A lack of genomic knowledge on the part of practitioners stems in part from longstanding African underrepresentation in genomic studies. One study estimated that slightly under two percent of the human genomes analyzed as of 2019 have been those of African people. This disparity carries health consequences, as genetic variants influence disease occurrence and therapy resistance, among other things.

This issue is not unique to Ghana.

"Few labs in Africa have genomics capabilities, either from an infrastructure or a talent perspective," said Abasi Ene-Obong, founder and CEO of 54gene, a Lagos, Nigeria-based biotechnology firm that also aims to increase the analysis of African genomes.

54gene has launched a project to sequence the genomes of some 100,000 Nigerians. While sequencing is ongoing, the company has already identified many variants whose frequencies differ from those found in European populations.

"Many known pharmacogenomic and disease-associated variants vary in frequency across the different ethnolinguistic groups in our study, which we believe will give insights into the differences in disease prevalence and risk that we see across these groups," Ene-Obong said.

54gene is currently in the process of setting up sequencing facilities across several regions in Africa, with active projects in three regions across the continent.

"Everything that is being used for precision medicine is based on a skewed data set," Bediako said. "So then maybe mutations that are actionable have just not been discovered, because no one has looked well enough. The penetrance of known mutations may not be the same in our population."

Mutation frequency also appears to differ between populations. A study of circulating tumor DNA in breast cancer patients published earlier this year found that triple negative breast cancers occur more frequently among Ghanaian women than in European populations.
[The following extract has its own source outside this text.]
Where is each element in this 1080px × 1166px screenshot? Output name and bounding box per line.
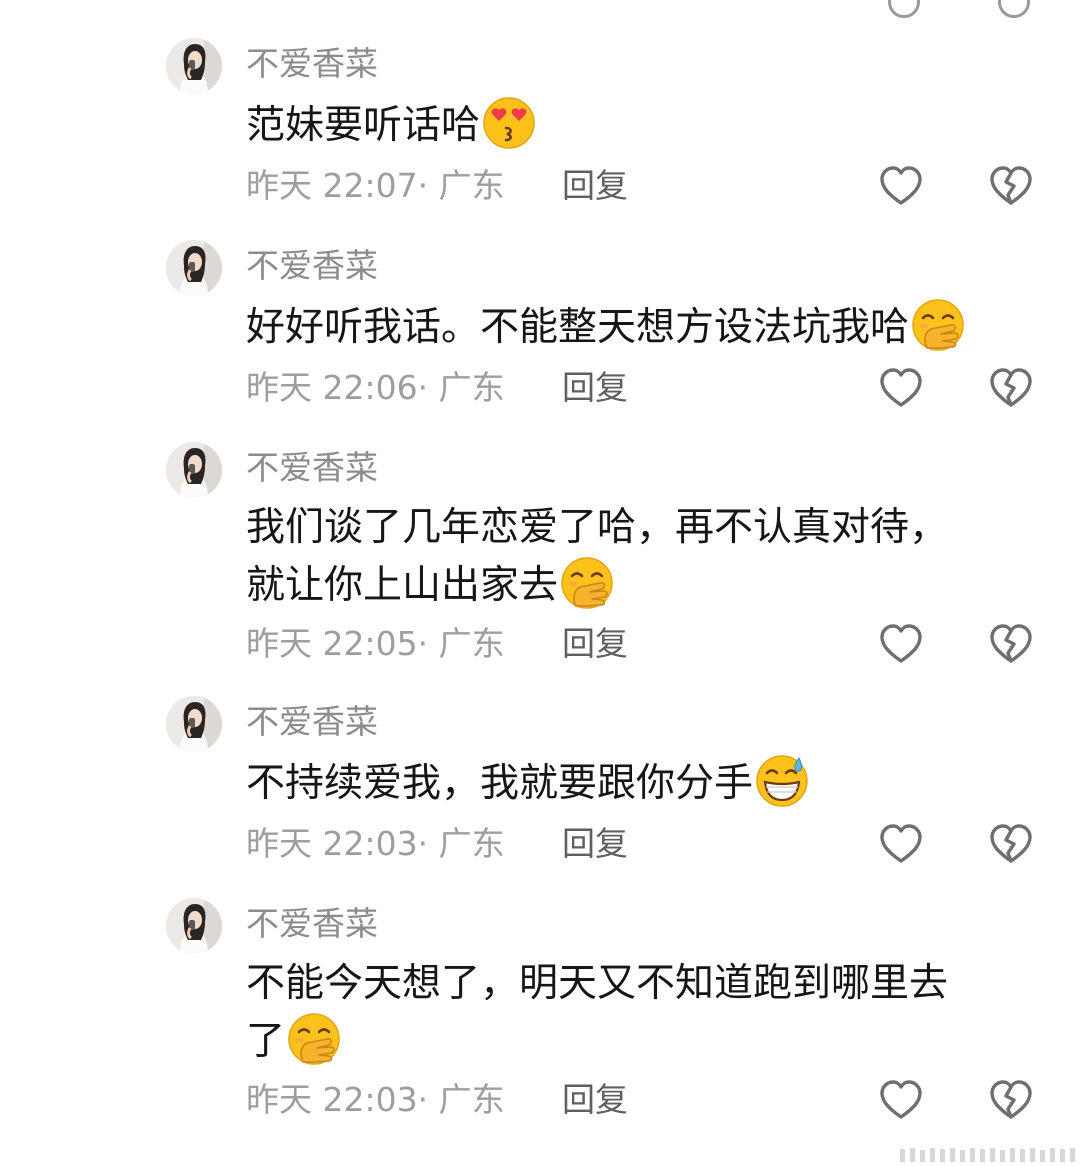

Yemaachi plans to develop a genetic cancer test based on the results of the AMBER study, and to examine ways to increase testing capabilities in Ghana and across Africa. The expansion of local facilities would reduce the costs and longer turnaround times associated with having to send samples abroad for testing.

The company currently has one fully licensed molecular diagnostic lab with NGS capacity and is exploring ways to expand access through partners, both within Ghana and beyond.

"The key thing is building the capacity," Bediako said. "Our model is building that capacity locally. We could then provide the Africa base where we could begin to provide some of these services locally in partnership with a company like Lucence."